Jede Wette, du hast ihm nicht erzählt, dass ich bei dir übernachtet habe. Was meinst du, wie er das wohl aufnehmen würde?
Plötzlich wusste sie, dass auch dies zu Richards Plan gehört hatte. Er manipulierte sie, genau wie er Pete Gandy manipulierte. Sie holte tief Luft und gab sich Mühe, ruhig und ohne Zorn zu reden.

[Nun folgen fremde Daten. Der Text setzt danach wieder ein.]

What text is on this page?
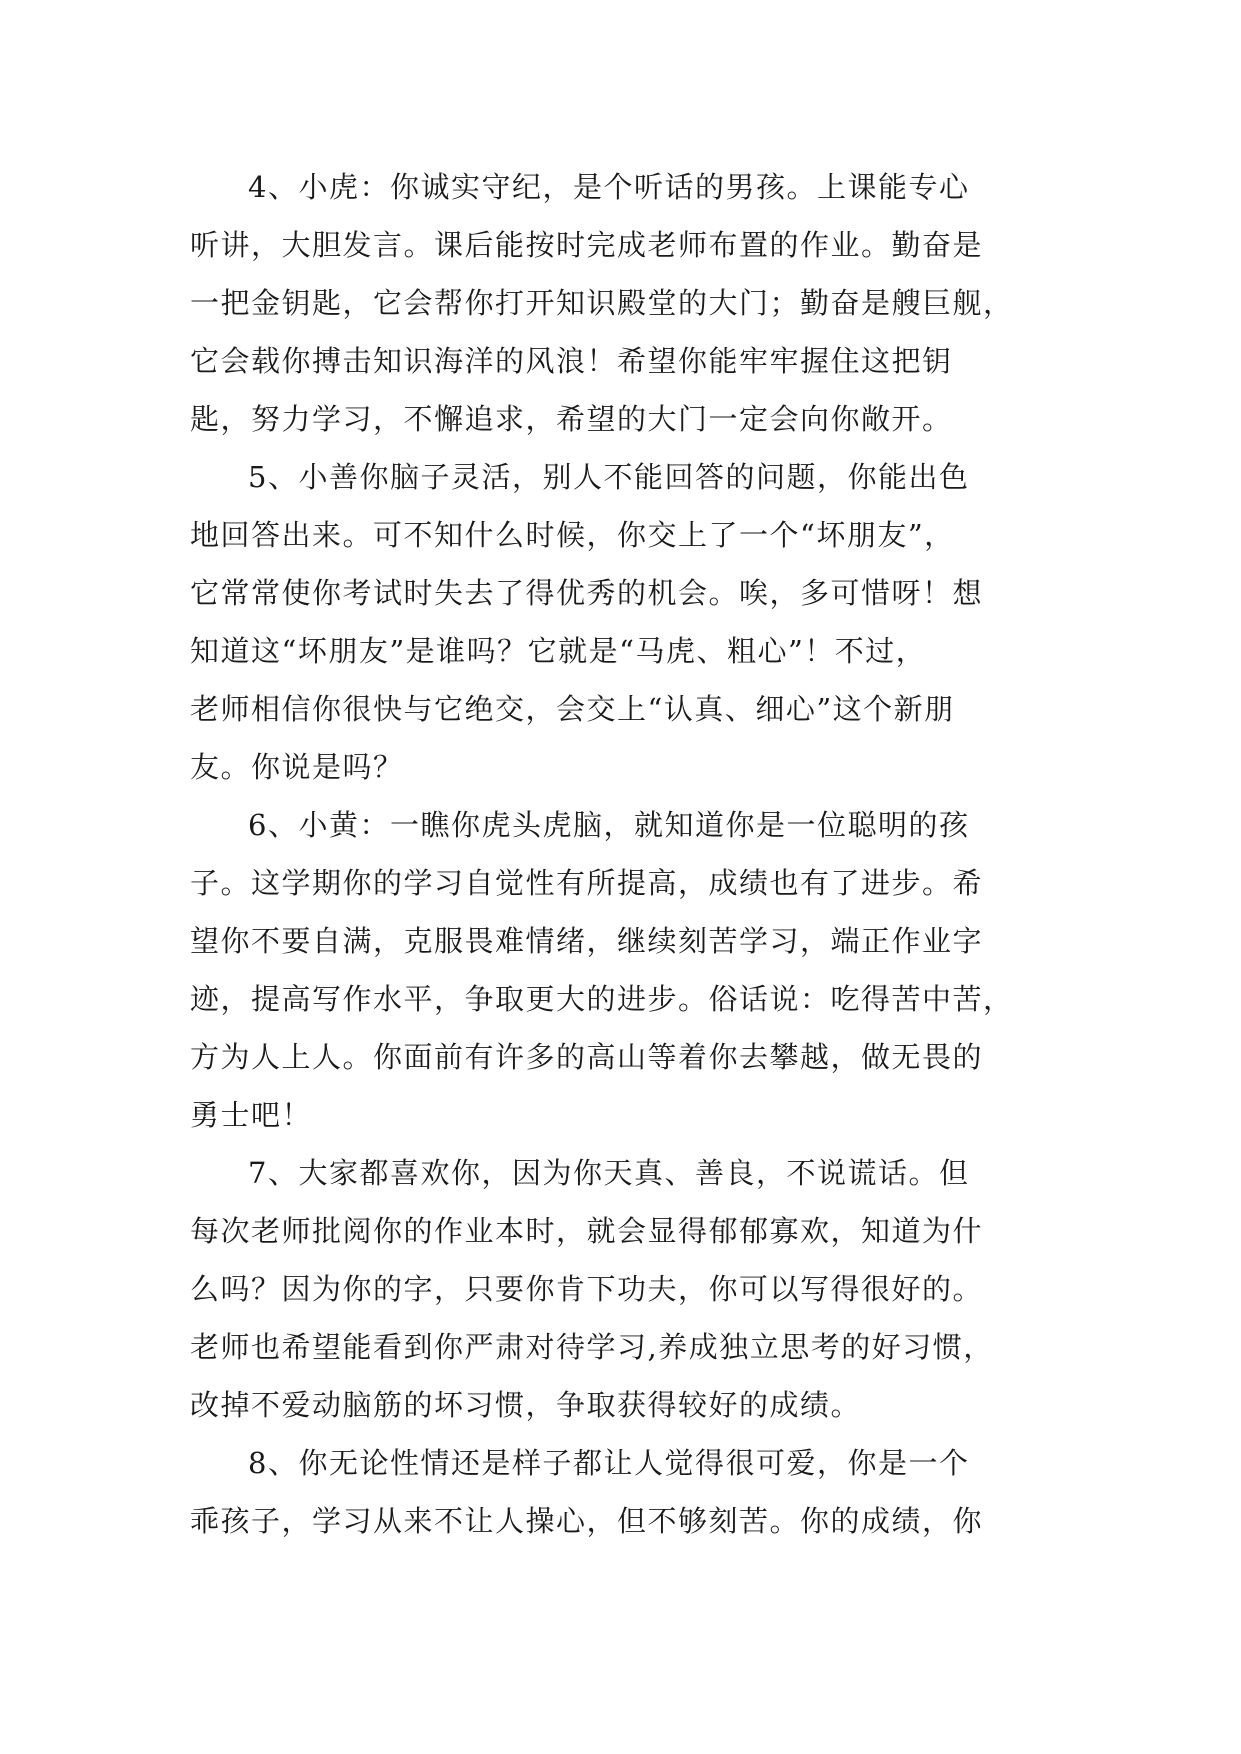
4、小虎：你诚实守纪，是个听话的男孩。上课能专心
听讲，大胆发言。课后能按时完成老师布置的作业。勤奋是
一把金钥匙，它会帮你打开知识殿堂的大门；勤奋是艘巨舰，
它会载你搏击知识海洋的风浪！希望你能牢牢握住这把钥
匙，努力学习，不懈追求，希望的大门一定会向你敞开。

5、小善你脑子灵活，别人不能回答的问题，你能出色
地回答出来。可不知什么时候，你交上了一个“坏朋友”，
它常常使你考试时失去了得优秀的机会。唉，多可惜呀！想
知道这“坏朋友”是谁吗？它就是“马虎、粗心”！不过，
老师相信你很快与它绝交，会交上“认真、细心”这个新朋
友。你说是吗？

6、小黄：一瞧你虎头虎脑，就知道你是一位聪明的孩
子。这学期你的学习自觉性有所提高，成绩也有了进步。希
望你不要自满，克服畏难情绪，继续刻苦学习，端正作业字
迹，提高写作水平，争取更大的进步。俗话说：吃得苦中苦，
方为人上人。你面前有许多的高山等着你去攀越，做无畏的
勇士吧！

7、大家都喜欢你，因为你天真、善良，不说谎话。但
每次老师批阅你的作业本时，就会显得郁郁寡欢，知道为什
么吗？因为你的字，只要你肯下功夫，你可以写得很好的。
老师也希望能看到你严肃对待学习,养成独立思考的好习惯，
改掉不爱动脑筋的坏习惯，争取获得较好的成绩。

8、你无论性情还是样子都让人觉得很可爱，你是一个
乖孩子，学习从来不让人操心，但不够刻苦。你的成绩，你
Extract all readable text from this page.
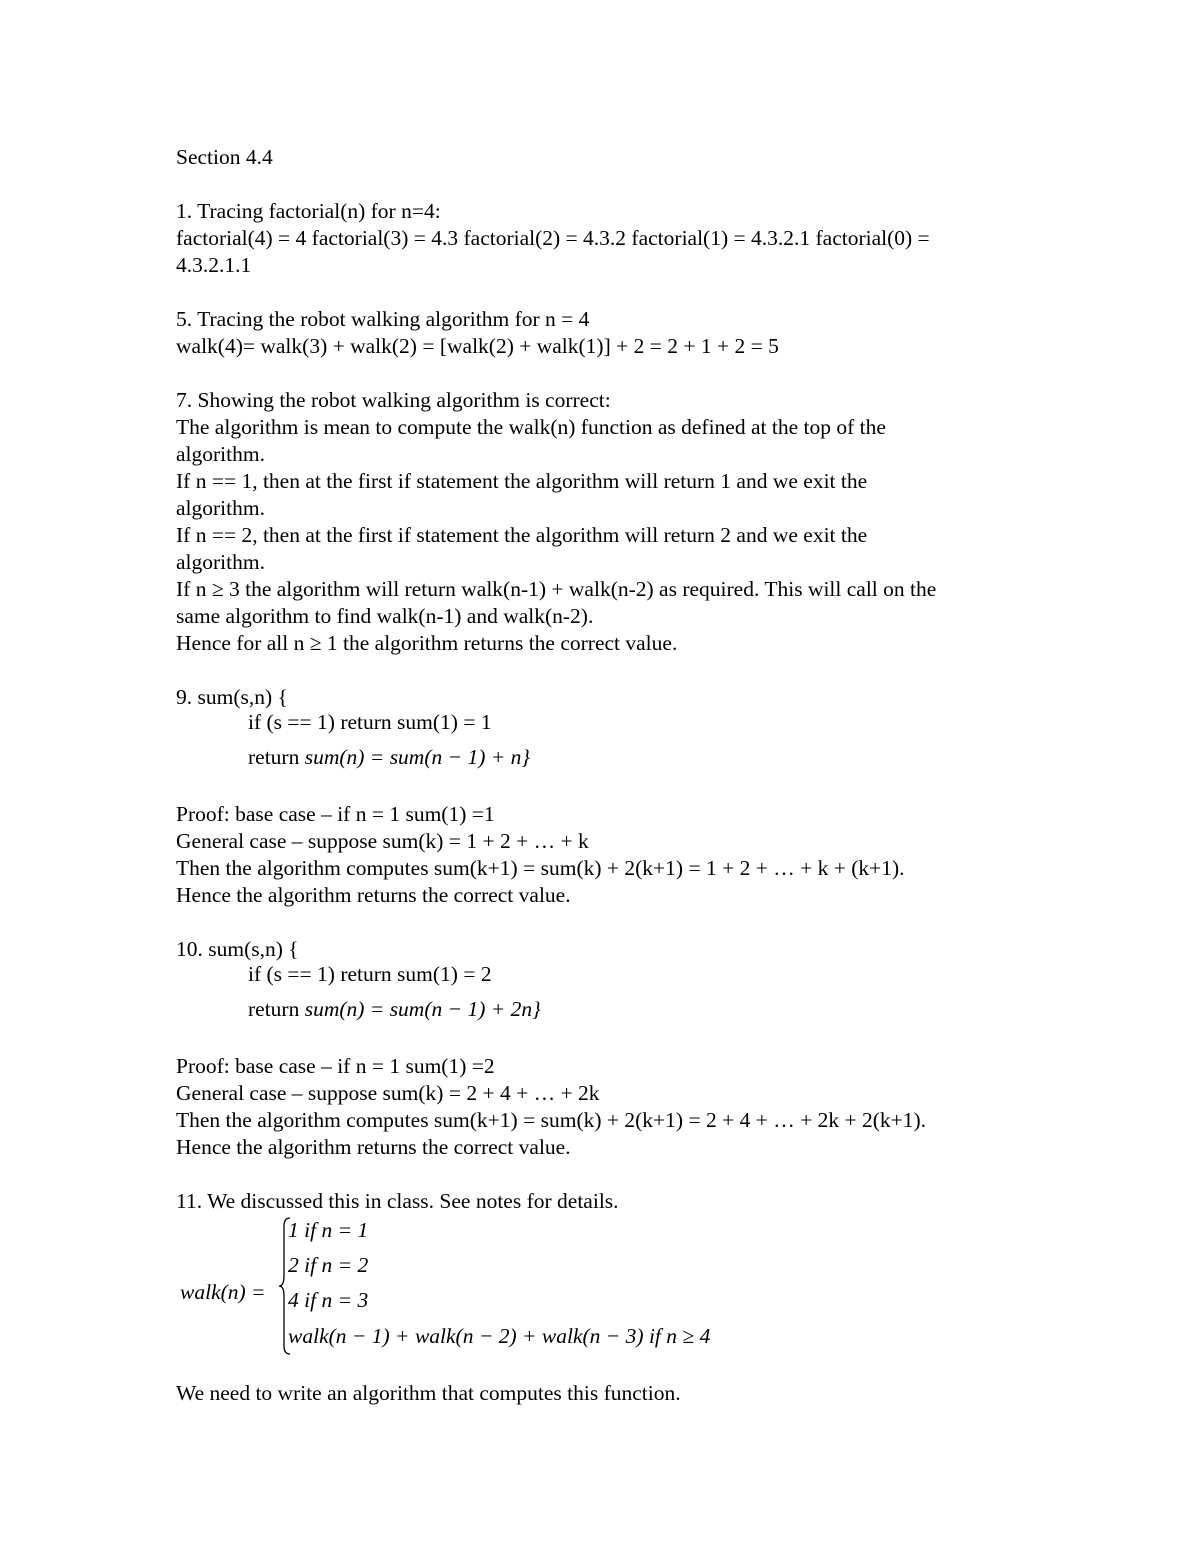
Section 4.4
1. Tracing factorial(n) for n=4:
factorial(4) = 4 factorial(3) = 4.3 factorial(2) = 4.3.2 factorial(1) = 4.3.2.1 factorial(0) =
4.3.2.1.1
5. Tracing the robot walking algorithm for n = 4
walk(4)= walk(3) + walk(2) = [walk(2) + walk(1)] + 2 = 2 + 1 + 2 = 5
7. Showing the robot walking algorithm is correct:
The algorithm is mean to compute the walk(n) function as defined at the top of the
algorithm.
If n == 1, then at the first if statement the algorithm will return 1 and we exit the
algorithm.
If n == 2, then at the first if statement the algorithm will return 2 and we exit the
algorithm.
If n ≥ 3 the algorithm will return walk(n-1) + walk(n-2) as required. This will call on the
same algorithm to find walk(n-1) and walk(n-2).
Hence for all n ≥ 1 the algorithm returns the correct value.
9. sum(s,n) {
if (s == 1) return sum(1) = 1
return sum(n) = sum(n − 1) + n}
Proof: base case – if n = 1 sum(1) =1
General case – suppose sum(k) = 1 + 2 + … + k
Then the algorithm computes sum(k+1) = sum(k) + 2(k+1) = 1 + 2 + … + k + (k+1).
Hence the algorithm returns the correct value.
10. sum(s,n) {
if (s == 1) return sum(1) = 2
return sum(n) = sum(n − 1) + 2n}
Proof: base case – if n = 1 sum(1) =2
General case – suppose sum(k) = 2 + 4 + … + 2k
Then the algorithm computes sum(k+1) = sum(k) + 2(k+1) = 2 + 4 + … + 2k + 2(k+1).
Hence the algorithm returns the correct value.
11. We discussed this in class. See notes for details.
walk(n) =
1 if n = 1
2 if n = 2
4 if n = 3
walk(n − 1) + walk(n − 2) + walk(n − 3) if n ≥ 4
We need to write an algorithm that computes this function.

»Glaubst du wirklich, Mike, dass ich mit einem Mann ins Bett gehe, den ich kaum kenne, obwohl ich ihm gerade gesagt habe, es sei aus? Über den ich dir erzählt habe, dass ich ihn nicht mal leiden kann? Nach all den Jahren, die du mich kennst, glaubst du wirklich, ich würde so was tun?«
Mike starrte Julie an. »Ich weiß es nicht.«
Seine Worte waren wie ein Schock, und ihr kamen die Tränen. »Ich war nicht mit ihm im Bett!«
»Vielleicht nicht«, murmelte Mike. »Aber der Gedanke, dass du mir nicht vertraut hast, tut trotzdem weh.«
»Ich vertraue dir doch! Aber ich wollte dir nicht wehtun.«
»Du hast mir aber jetzt wehgetan, Julie«, sagte er, ergriff den Türknauf und öffnete die Tür.
»Warte – wo willst du hin?«
Mike hob die Hände. »Ich brauche etwas Zeit für mich, okay? Ich muss in Ruhe nachdenken.«
»Bitte, geh nicht«, drängte sie. »Ich will heute Nacht nicht allein sein.«
Mike schien zu zögern. Doch dann schüttelte er den Kopf und war verschwunden.
Richard beobachtete, wie Mike die Einfahrt hinabkam, in seinen Pickup stieg und die Wagentür zuknallte.
Er lächelte. Nun musste Julie endlich die Wahrheit über Mike erkennen. Dass auf ihn kein Verlass war. Dass Mike ein Mensch war, dessen Handeln impulsiv und von Gefühlen bestimmt war, nicht von Vernunft. Dass Mike ihrer nicht würdig war. Dass sie jemanden verdiente, der stärker war, intelligenter, und ihrer Liebe würdig.
Richard konnte es kaum erwarten, sie aus diesem Haus zu führen, aus dieser Stadt, diesem Leben, in das sie sich verstrickt hatte. Er hob die Kamera wieder an die Augen und beobachtete Julies Schatten durch die Vorhänge.
Selbst ihr Schatten war wunderschön.